Center REPertory Company, the resident professional theater company at Walnut Creek's Lesher Center for the Arts, tends toward light entertainment in its main stage season. It just finished a run of a madcap theatrical adaptation of Alfred Hitchcock's The 39 Steps and will be finishing up the season with the musical Sweet Charity in May. But Center REP also offers up an alternative menu of quirkier fare in its Off Center season in the intimate Knight Stage 3, the smallest of the Lesher's three theaters.
The latest of these is the Bay Area premiere of Pilgrims Musa and Sheri in the New World, a romantic comedy by Egyptian American playwright Yussef El Guindi, a former Bay Area resident who's had several of his plays produced in San Francisco by Golden Thread Productions (Language Rooms, Back of the Throat, Jihad Jones and the Kalashnikov Babes). Pilgrims premiered at A Contemporary Theatre in Seattle in 2011 and went on to win the 2012 Harold and Mimi Steinberg/American Theatre Critics Association New Play Award.
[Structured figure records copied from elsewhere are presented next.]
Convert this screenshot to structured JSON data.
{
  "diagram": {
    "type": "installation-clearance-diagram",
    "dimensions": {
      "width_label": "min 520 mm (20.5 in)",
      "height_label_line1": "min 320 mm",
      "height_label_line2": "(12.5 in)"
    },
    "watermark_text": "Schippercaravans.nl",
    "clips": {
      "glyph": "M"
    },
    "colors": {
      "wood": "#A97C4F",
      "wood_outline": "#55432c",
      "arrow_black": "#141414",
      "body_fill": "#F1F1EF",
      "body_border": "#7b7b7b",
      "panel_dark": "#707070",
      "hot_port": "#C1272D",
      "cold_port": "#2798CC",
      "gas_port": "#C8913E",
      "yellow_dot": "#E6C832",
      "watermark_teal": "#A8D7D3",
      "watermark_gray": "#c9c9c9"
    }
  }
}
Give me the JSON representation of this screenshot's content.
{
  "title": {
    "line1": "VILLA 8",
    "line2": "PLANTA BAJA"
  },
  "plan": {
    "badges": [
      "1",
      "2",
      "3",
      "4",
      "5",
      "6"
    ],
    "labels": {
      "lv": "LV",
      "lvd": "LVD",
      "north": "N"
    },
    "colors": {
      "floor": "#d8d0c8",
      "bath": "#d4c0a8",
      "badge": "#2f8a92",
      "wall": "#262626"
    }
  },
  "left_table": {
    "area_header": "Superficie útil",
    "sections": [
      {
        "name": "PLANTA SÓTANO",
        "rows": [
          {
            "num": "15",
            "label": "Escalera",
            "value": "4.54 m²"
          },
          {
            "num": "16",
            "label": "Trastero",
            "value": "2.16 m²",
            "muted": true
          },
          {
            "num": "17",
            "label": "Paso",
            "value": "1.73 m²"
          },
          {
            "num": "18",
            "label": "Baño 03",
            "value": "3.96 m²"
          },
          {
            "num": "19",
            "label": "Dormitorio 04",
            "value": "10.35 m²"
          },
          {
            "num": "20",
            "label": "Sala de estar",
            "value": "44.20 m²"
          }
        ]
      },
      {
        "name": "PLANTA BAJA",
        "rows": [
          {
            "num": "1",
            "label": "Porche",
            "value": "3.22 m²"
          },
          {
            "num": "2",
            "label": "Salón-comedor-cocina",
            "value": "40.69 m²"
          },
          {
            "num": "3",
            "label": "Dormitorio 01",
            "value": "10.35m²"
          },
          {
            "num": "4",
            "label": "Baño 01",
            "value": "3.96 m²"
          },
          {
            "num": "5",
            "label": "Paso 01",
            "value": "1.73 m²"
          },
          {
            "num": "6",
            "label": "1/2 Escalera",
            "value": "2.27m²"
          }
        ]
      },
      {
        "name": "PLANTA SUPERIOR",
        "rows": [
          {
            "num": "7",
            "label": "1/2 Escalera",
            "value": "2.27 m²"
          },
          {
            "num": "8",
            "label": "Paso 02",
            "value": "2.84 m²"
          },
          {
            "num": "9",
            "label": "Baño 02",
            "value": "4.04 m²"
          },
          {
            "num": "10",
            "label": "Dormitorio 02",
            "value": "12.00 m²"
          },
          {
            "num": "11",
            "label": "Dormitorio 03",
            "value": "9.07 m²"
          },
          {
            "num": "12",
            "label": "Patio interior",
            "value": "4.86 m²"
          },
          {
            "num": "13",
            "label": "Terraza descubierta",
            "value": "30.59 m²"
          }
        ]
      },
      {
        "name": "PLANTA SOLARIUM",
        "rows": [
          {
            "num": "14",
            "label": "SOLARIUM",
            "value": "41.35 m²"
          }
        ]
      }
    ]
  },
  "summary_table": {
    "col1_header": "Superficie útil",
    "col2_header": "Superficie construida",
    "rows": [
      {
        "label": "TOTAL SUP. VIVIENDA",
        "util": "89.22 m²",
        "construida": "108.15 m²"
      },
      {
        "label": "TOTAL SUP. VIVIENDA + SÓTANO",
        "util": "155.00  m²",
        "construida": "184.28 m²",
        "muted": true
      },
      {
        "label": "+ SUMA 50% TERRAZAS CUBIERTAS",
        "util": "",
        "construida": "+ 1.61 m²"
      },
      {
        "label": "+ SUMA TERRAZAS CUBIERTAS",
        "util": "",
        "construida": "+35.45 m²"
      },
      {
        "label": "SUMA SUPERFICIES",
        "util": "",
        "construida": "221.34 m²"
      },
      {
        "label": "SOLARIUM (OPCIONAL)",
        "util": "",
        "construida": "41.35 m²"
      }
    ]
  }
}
Compared to his aforementioned darker comedies informed by the paranoia and civil rights abuses of the "War on Terror," Pilgrims Musa and Sheri is a relatively straightforward modern romantic comedy. Musa (a starry-eyed and eager-to-please Gabriel Marin) is a cab driver, a recent Egyptian-American immigrant who says he learned English from hardboiled detective novels but doesn't really talk like it. Sheri (Rebecca Schweitzer, electric with nervous energy) is a neurotic, Caucasian New York diner waitress with a nonstop stream of chatter about how she doesn't want Musa to think she's easy even though they're probably totally going to have sex.
When we first see them, he's invited her up his apartment for a drink at 2:00am, while giving her a ride home from her shift. Never mind that Muslims aren't supposed to drink; the last thing he wants to talk about is God, even though Sheri finds the subject fascinating. It seems like the perfect setup for a one-night stand, which is why she wants to make it clear she's not that kind of girl, though she goes back and forth on that score.